Und auch in ein einem vermeintlich ur-berliner Ort steckt die Schweiz drin: Der Holzmarkt wurde von einer Schweizer Stiftung finanziert, eines der Gründungsmitglieder ist Berner. Im Winter bekommt man daher auf dem dortigen Weihnachtsmarkt auch Käsefondue. Und auch die Schweizer Stiftung Edith Maryon, deren Ziel es ist, Liegenschaften der Spekulation zu entziehen und Wohn-, Kultur- oder Bildungsprojekten zur Verfügung zu stellen, hat in Berlin schon so manchen Ort gerettet – darunter das Kindl-Areal in Neukölln und den ehemaligen Hirschhof in Prenzlauer Berg. (usch)

Das nächste Spiel der Italiener wird nun am Samstag im Olympiastadion in Berlin ausgetragen, wo sie gegen die Schweiz antreten werden. Ein historischer Ort für die Italiener: Im Halbfinale der WM 2006, als sie in Dortmund die Deutschen mit einem 2:0 schlugen, rief Kommentator Fabio Caressa im Italienischen Fernsehen den legendären Satz „Andiamo a Berlino!“. Es ging nach Berlin, und wie. Im Olympiastadion schlug die „Squadra Azzurra“ Frankreich und wurde Weltmeister.

34.000 Ita­lie­ne­r:in­nen in Berlin

Beim anstehenden EM-Spiel am Wochenende dürfte es laut werden: Schließlich leben auch ohne die extra angereisten Fußballfans mehr als 34.000 gemeldete Ita­lie­ne­r:in­nen in Berlin. Die meisten wohnen innerhalb des Rings, in Mitte sind es über 5.000 Menschen. Viele leben auch im Prenzlauer Berg, in Kreuzberg oder in Neukölln. Eine beliebte Lage für Familien ist Schöneberg, besonders die Gegend südlich vom Wittenbergplatz. In der Nähe befindet sich ein Grundschule der Staatlichen Europaschulen mit italienischem Zweig.

Doch auch beim Fußballgucken ist die Politik nicht weit. Eine Szene aus Leipzig, beim Auftaktspiel gegen Albanien vor zwei Wochen, parallel zum G7-Gipfel in Apulien: Die italienischen Männer, die das Spiel vor einem Späti verfolgen, stöhnen genervt auf, als in den Nachrichten während der Halbzeitpause Ministerpräsidentin Giorgia Meloni (Fdl) auftaucht. Einer von ihnen erzählt, dass er unter anderem wegen der politischen Lage aus Italien weggegangen ist.

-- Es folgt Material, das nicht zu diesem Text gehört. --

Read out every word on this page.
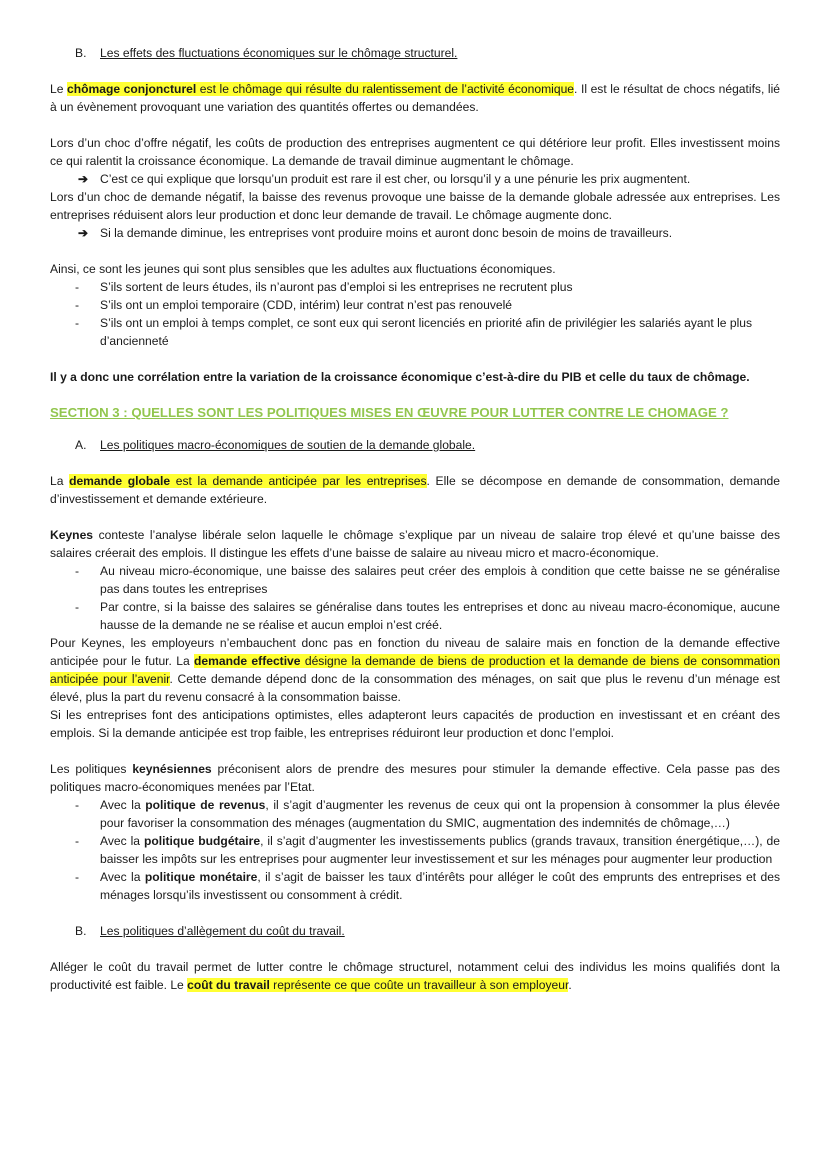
B. Les effets des fluctuations économiques sur le chômage structurel.

Le chômage conjoncturel est le chômage qui résulte du ralentissement de l’activité économique. Il est le résultat de chocs négatifs, lié à un évènement provoquant une variation des quantités offertes ou demandées.

Lors d’un choc d’offre négatif, les coûts de production des entreprises augmentent ce qui détériore leur profit. Elles investissent moins ce qui ralentit la croissance économique. La demande de travail diminue augmentant le chômage.

➔ C’est ce qui explique que lorsqu’un produit est rare il est cher, ou lorsqu’il y a une pénurie les prix augmentent.

Lors d’un choc de demande négatif, la baisse des revenus provoque une baisse de la demande globale adressée aux entreprises. Les entreprises réduisent alors leur production et donc leur demande de travail. Le chômage augmente donc.

➔ Si la demande diminue, les entreprises vont produire moins et auront donc besoin de moins de travailleurs.

Ainsi, ce sont les jeunes qui sont plus sensibles que les adultes aux fluctuations économiques.

- S’ils sortent de leurs études, ils n’auront pas d’emploi si les entreprises ne recrutent plus

- S’ils ont un emploi temporaire (CDD, intérim) leur contrat n’est pas renouvelé

- S’ils ont un emploi à temps complet, ce sont eux qui seront licenciés en priorité afin de privilégier les salariés ayant le plus d’ancienneté

Il y a donc une corrélation entre la variation de la croissance économique c’est-à-dire du PIB et celle du taux de chômage.

SECTION 3 : QUELLES SONT LES POLITIQUES MISES EN ŒUVRE POUR LUTTER CONTRE LE CHOMAGE ?

A. Les politiques macro-économiques de soutien de la demande globale.

La demande globale est la demande anticipée par les entreprises. Elle se décompose en demande de consommation, demande d’investissement et demande extérieure.

Keynes conteste l’analyse libérale selon laquelle le chômage s’explique par un niveau de salaire trop élevé et qu’une baisse des salaires créerait des emplois. Il distingue les effets d’une baisse de salaire au niveau micro et macro-économique.

- Au niveau micro-économique, une baisse des salaires peut créer des emplois à condition que cette baisse ne se généralise pas dans toutes les entreprises

- Par contre, si la baisse des salaires se généralise dans toutes les entreprises et donc au niveau macro-économique, aucune hausse de la demande ne se réalise et aucun emploi n’est créé.

Pour Keynes, les employeurs n’embauchent donc pas en fonction du niveau de salaire mais en fonction de la demande effective anticipée pour le futur. La demande effective désigne la demande de biens de production et la demande de biens de consommation anticipée pour l’avenir. Cette demande dépend donc de la consommation des ménages, on sait que plus le revenu d’un ménage est élevé, plus la part du revenu consacré à la consommation baisse.

Si les entreprises font des anticipations optimistes, elles adapteront leurs capacités de production en investissant et en créant des emplois. Si la demande anticipée est trop faible, les entreprises réduiront leur production et donc l’emploi.

Les politiques keynésiennes préconisent alors de prendre des mesures pour stimuler la demande effective. Cela passe pas des politiques macro-économiques menées par l’Etat.

- Avec la politique de revenus, il s’agit d’augmenter les revenus de ceux qui ont la propension à consommer la plus élevée pour favoriser la consommation des ménages (augmentation du SMIC, augmentation des indemnités de chômage,…)

- Avec la politique budgétaire, il s’agit d’augmenter les investissements publics (grands travaux, transition énergétique,…), de baisser les impôts sur les entreprises pour augmenter leur investissement et sur les ménages pour augmenter leur production

- Avec la politique monétaire, il s’agit de baisser les taux d’intérêts pour alléger le coût des emprunts des entreprises et des ménages lorsqu’ils investissent ou consomment à crédit.

B. Les politiques d’allègement du coût du travail.

Alléger le coût du travail permet de lutter contre le chômage structurel, notamment celui des individus les moins qualifiés dont la productivité est faible. Le coût du travail représente ce que coûte un travailleur à son employeur.
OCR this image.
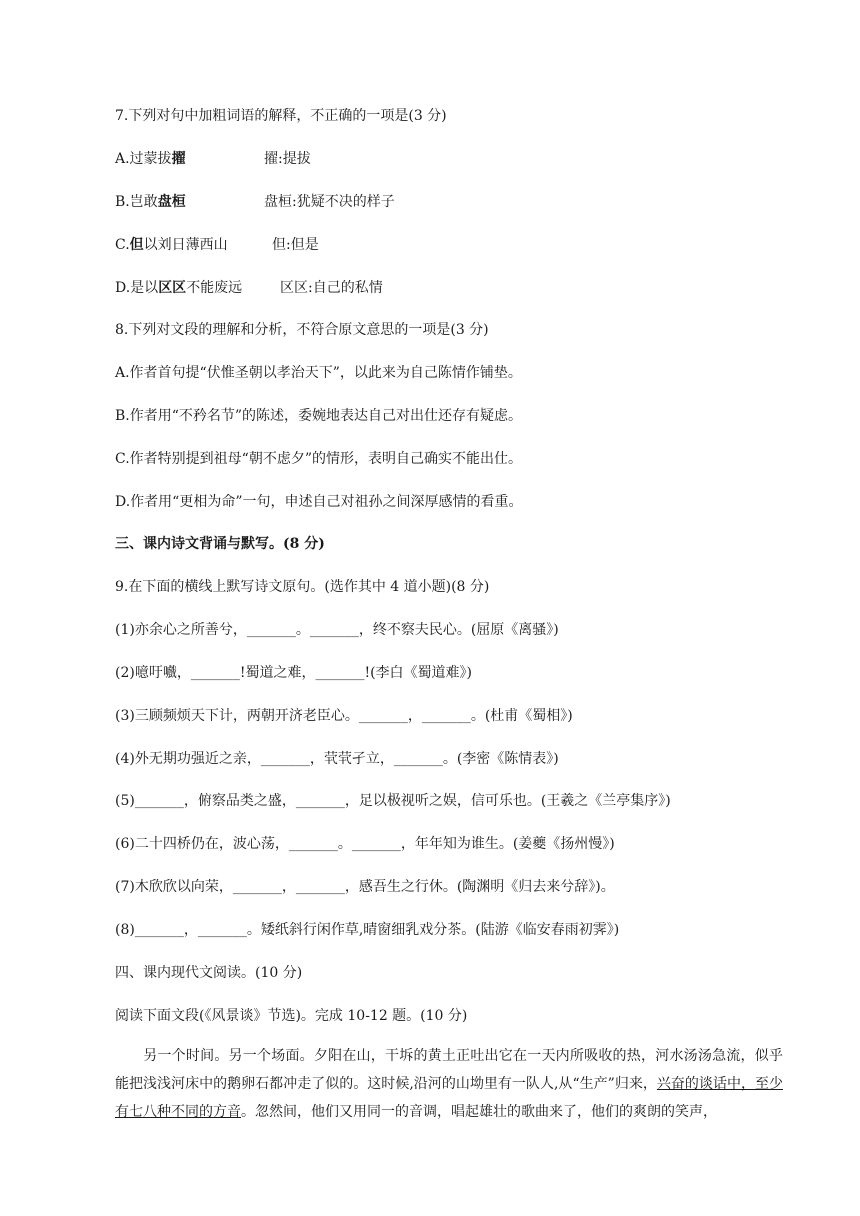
7.下列对句中加粗词语的解释，不正确的一项是(3 分)
A.过蒙拔擢	擢:提拔
B.岂敢盘桓	盘桓:犹疑不决的样子
C.但以刘日薄西山	但:但是
D.是以区区不能废远	区区:自己的私情
8.下列对文段的理解和分析，不符合原文意思的一项是(3 分)
A.作者首句提“伏惟圣朝以孝治天下”，以此来为自己陈情作铺垫。
B.作者用“不矜名节”的陈述，委婉地表达自己对出仕还存有疑虑。
C.作者特别提到祖母“朝不虑夕”的情形，表明自己确实不能出仕。
D.作者用“更相为命”一句，申述自己对祖孙之间深厚感情的看重。
三、课内诗文背诵与默写。(8 分)
9.在下面的横线上默写诗文原句。(选作其中 4 道小题)(8 分)
(1)亦余心之所善兮，_______。_______，终不察夫民心。(屈原《离骚》)
(2)噫吁嚱，_______!蜀道之难，_______!(李白《蜀道难》)
(3)三顾频烦天下计，两朝开济老臣心。_______，_______。(杜甫《蜀相》)
(4)外无期功强近之亲，_______，茕茕孑立，_______。(李密《陈情表》)
(5)_______，俯察品类之盛，_______，足以极视听之娱，信可乐也。(王羲之《兰亭集序》)
(6)二十四桥仍在，波心荡，_______。_______，年年知为谁生。(姜夔《扬州慢》)
(7)木欣欣以向荣，_______，_______，感吾生之行休。(陶渊明《归去来兮辞》)。
(8)_______，_______。矮纸斜行闲作草,晴窗细乳戏分茶。(陆游《临安春雨初霁》)
四、课内现代文阅读。(10 分)
阅读下面文段(《风景谈》节选)。完成 10-12 题。(10 分)
另一个时间。另一个场面。夕阳在山，干坼的黄土正吐出它在一天内所吸收的热，河水汤汤急流，似乎能把浅浅河床中的鹅卵石都冲走了似的。这时候,沿河的山坳里有一队人,从“生产”归来，兴奋的谈话中，至少有七八种不同的方音。忽然间，他们又用同一的音调，唱起雄壮的歌曲来了，他们的爽朗的笑声，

Nun werde es aber auch in Deutschland mit dem Rechtsruck immer schlimmer, besonders im Osten: „È una merda.“ Als das Spiel weitergeht und die Italiener – wenn auch wenig spektakulär – gegen Albanien gewinnen, ist der Ärger aber kurz verflogen. Da kann auch Meloni die Stimmung nicht verderben.